One of the challenges of understanding large amounts of data is to characterize them using a few numbers that somehow reflect the whole. Statistics such as the minimum, maximum and the various kinds of averages tell you global properties of your data set. Sometimes they are enough to reveal information about individuals. This is why even databases that contain only statistical information about people are a privacy issue: enough statistical questions can reveal personal data.

Consider a simple game between a questioner, Quentin, and a responder, Rosalba. Quentin can ask only about global properties of a group of numbers, (for instance, "are they all whole numbers?", "are they distinct?", and "what are the statistical mean, median, minimum and maximum?"). Rosalba may refuse to answer although she must give the reason. Rosalba always tells the truth. Sometimes, she will volunteer information just for the fun of it.

Warm Up:
Rosalba: "I have five integers, all distinct.
Quentin: "What is the minimum?"
Rosalba: "15."
Quentin: "What is the maximum?"
Rosalba: "I won't tell, because you would know everything."

What are the numbers?

Solution to Warm-Up:
Because the numbers are all distinct, the maximum could reveal everything only if it were 19. Then the collection consists of 15, 16, 17, 18 and 19. Okay, this one was easy, but the deductions will get more interesting.

Before we go on, though, let me remind you of the definition of the mean and median. The mean of a collection of numbers is their sum divided by the number in the collection. For example, the mean of 20, 22, 22, 40 and 101 is 205/5 = 41. The median is the middle number in the sorted order, so 22 for this example. That is, the median is the middle in a sorted ordering of the values (our examples will always have an odd number of values).

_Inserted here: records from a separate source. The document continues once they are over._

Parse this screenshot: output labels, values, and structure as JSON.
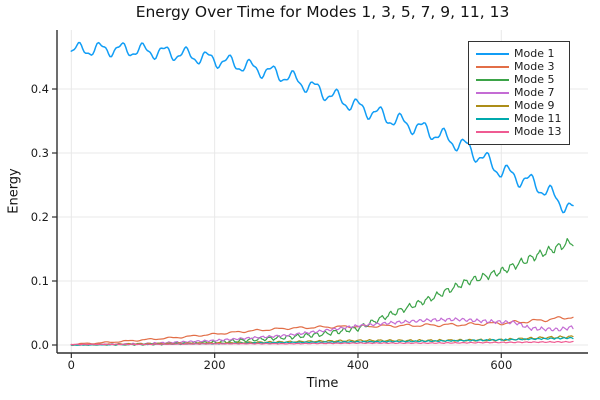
{
  "chart_data": {
    "type": "line",
    "title": "Energy Over Time for Modes 1, 3, 5, 7, 9, 11, 13",
    "xlabel": "Time",
    "ylabel": "Energy",
    "xlim": [
      -20,
      721
    ],
    "ylim": [
      -0.0125,
      0.4922
    ],
    "xticks": [
      0,
      200,
      400,
      600
    ],
    "xtick_labels": [
      "0",
      "200",
      "400",
      "600"
    ],
    "yticks": [
      0.0,
      0.1,
      0.2,
      0.3,
      0.4
    ],
    "ytick_labels": [
      "0.0",
      "0.1",
      "0.2",
      "0.3",
      "0.4"
    ],
    "grid": true,
    "legend_position": "top-right",
    "axis_color": "#2f2f2f",
    "grid_color": "#e8e8e8",
    "tick_label_color": "#1c1c1c",
    "series": [
      {
        "name": "Mode 1",
        "color": "#119DF5",
        "width": 1.5,
        "x": [
          0,
          50,
          100,
          150,
          200,
          250,
          300,
          350,
          400,
          450,
          500,
          550,
          600,
          650,
          700
        ],
        "y": [
          0.461,
          0.4625,
          0.46,
          0.455,
          0.446,
          0.434,
          0.42,
          0.396,
          0.372,
          0.352,
          0.334,
          0.31,
          0.272,
          0.25,
          0.21
        ],
        "osc": {
          "amp0": 0.012,
          "amp1": 0.015,
          "period": 30,
          "phase": 2.5
        }
      },
      {
        "name": "Mode 3",
        "color": "#E26E47",
        "width": 1.2,
        "x": [
          0,
          50,
          100,
          150,
          200,
          250,
          300,
          350,
          400,
          450,
          500,
          550,
          600,
          650,
          700
        ],
        "y": [
          0.001,
          0.004,
          0.008,
          0.012,
          0.017,
          0.022,
          0.026,
          0.028,
          0.029,
          0.03,
          0.031,
          0.032,
          0.034,
          0.038,
          0.044
        ],
        "osc": {
          "amp0": 0.001,
          "amp1": 0.003,
          "period": 30,
          "phase": 10
        }
      },
      {
        "name": "Mode 5",
        "color": "#3BA348",
        "width": 1.2,
        "x": [
          0,
          100,
          200,
          250,
          300,
          350,
          400,
          450,
          500,
          550,
          600,
          650,
          700
        ],
        "y": [
          0.0,
          0.001,
          0.004,
          0.008,
          0.012,
          0.017,
          0.026,
          0.05,
          0.072,
          0.098,
          0.115,
          0.14,
          0.162
        ],
        "osc": {
          "amp0": 0.0005,
          "amp1": 0.008,
          "period": 13,
          "phase": 0
        }
      },
      {
        "name": "Mode 7",
        "color": "#C46CD4",
        "width": 1.2,
        "x": [
          0,
          100,
          200,
          250,
          300,
          350,
          400,
          450,
          500,
          540,
          580,
          620,
          640,
          680,
          700
        ],
        "y": [
          0.0,
          0.002,
          0.007,
          0.011,
          0.015,
          0.022,
          0.03,
          0.035,
          0.039,
          0.04,
          0.037,
          0.035,
          0.026,
          0.024,
          0.028
        ],
        "osc": {
          "amp0": 0.0008,
          "amp1": 0.0035,
          "period": 10,
          "phase": 4
        }
      },
      {
        "name": "Mode 9",
        "color": "#AC8D18",
        "width": 1.2,
        "x": [
          0,
          100,
          200,
          300,
          400,
          500,
          600,
          650,
          700
        ],
        "y": [
          0.0,
          0.002,
          0.003,
          0.005,
          0.007,
          0.007,
          0.008,
          0.011,
          0.013
        ],
        "osc": {
          "amp0": 0.0006,
          "amp1": 0.002,
          "period": 14,
          "phase": 7
        }
      },
      {
        "name": "Mode 11",
        "color": "#00A9AD",
        "width": 1.2,
        "x": [
          0,
          100,
          200,
          300,
          400,
          500,
          600,
          700
        ],
        "y": [
          0.0,
          0.001,
          0.002,
          0.004,
          0.005,
          0.006,
          0.008,
          0.011
        ],
        "osc": {
          "amp0": 0.0004,
          "amp1": 0.0012,
          "period": 9,
          "phase": 1
        }
      },
      {
        "name": "Mode 13",
        "color": "#EF5B92",
        "width": 1.2,
        "x": [
          0,
          100,
          200,
          300,
          400,
          500,
          600,
          700
        ],
        "y": [
          0.001,
          0.001,
          0.002,
          0.002,
          0.003,
          0.003,
          0.004,
          0.005
        ],
        "osc": {
          "amp0": 0.0003,
          "amp1": 0.0008,
          "period": 11,
          "phase": 5
        }
      }
    ]
  }
}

Rosalba: "I have five integers that may or may not be distinct."
Quentin: "What is the minimum?"
Rosalba: "20."
Quentin: "Which of these would not allow me to infer all their values -- number that are distinct, mean, maximum or median?"
Rosalba: "Only the median."
Quentin: "Great. I know the numbers."

What are they?

Rosalba: "I have seven integers that may or may not be distinct."
Quentin: "What is the minimum?"
Rosalba: "20."
Quentin: "Which of these are you willing to tell me (that is, which would not allow me to infer all their values): mean, median and maximum?"
Rosalba: "All of them."
Quentin: "Okay, what is the maximum?"
Rosalba: "21."
Quentin: "I know which of the mean and median you're willing to tell me now."

Which? Why?

Rosalba: "Can you find some situation in which I would be happier to tell you the mean rather than the median?"
Quentin: "Could you give me a hint?"
Rosalba: "In an example I can think of, there are three numbers, two of which are distinct."

Rosalba: "Can you find some situation in which all of the minimum, maximum, mean and median are necessary and sufficient to find the identities of five numbers that are all integers?"

Rosalba: "So far we've been playing games with just a few numbers. I've given you hints and you've been able to infer them all. But five numbers are not interesting. Let's try for more.

"Before we do that, let me define one new global property: the total distance to a point. Let us say we have the five numbers 10, 15, 20, 30 and 60. The total distance to a point-let's call the point the number 22 in this case--is the sum of (22-10), (22-15), (22-20), (30-22) and (60-22). Mathematically, the total distance to x is the sum of the absolute values of the differences between each number and x.

"Now we are ready. There are 17 numbers that are not all distinct. Their minimum is 30, their mean is 34 and their median is 35."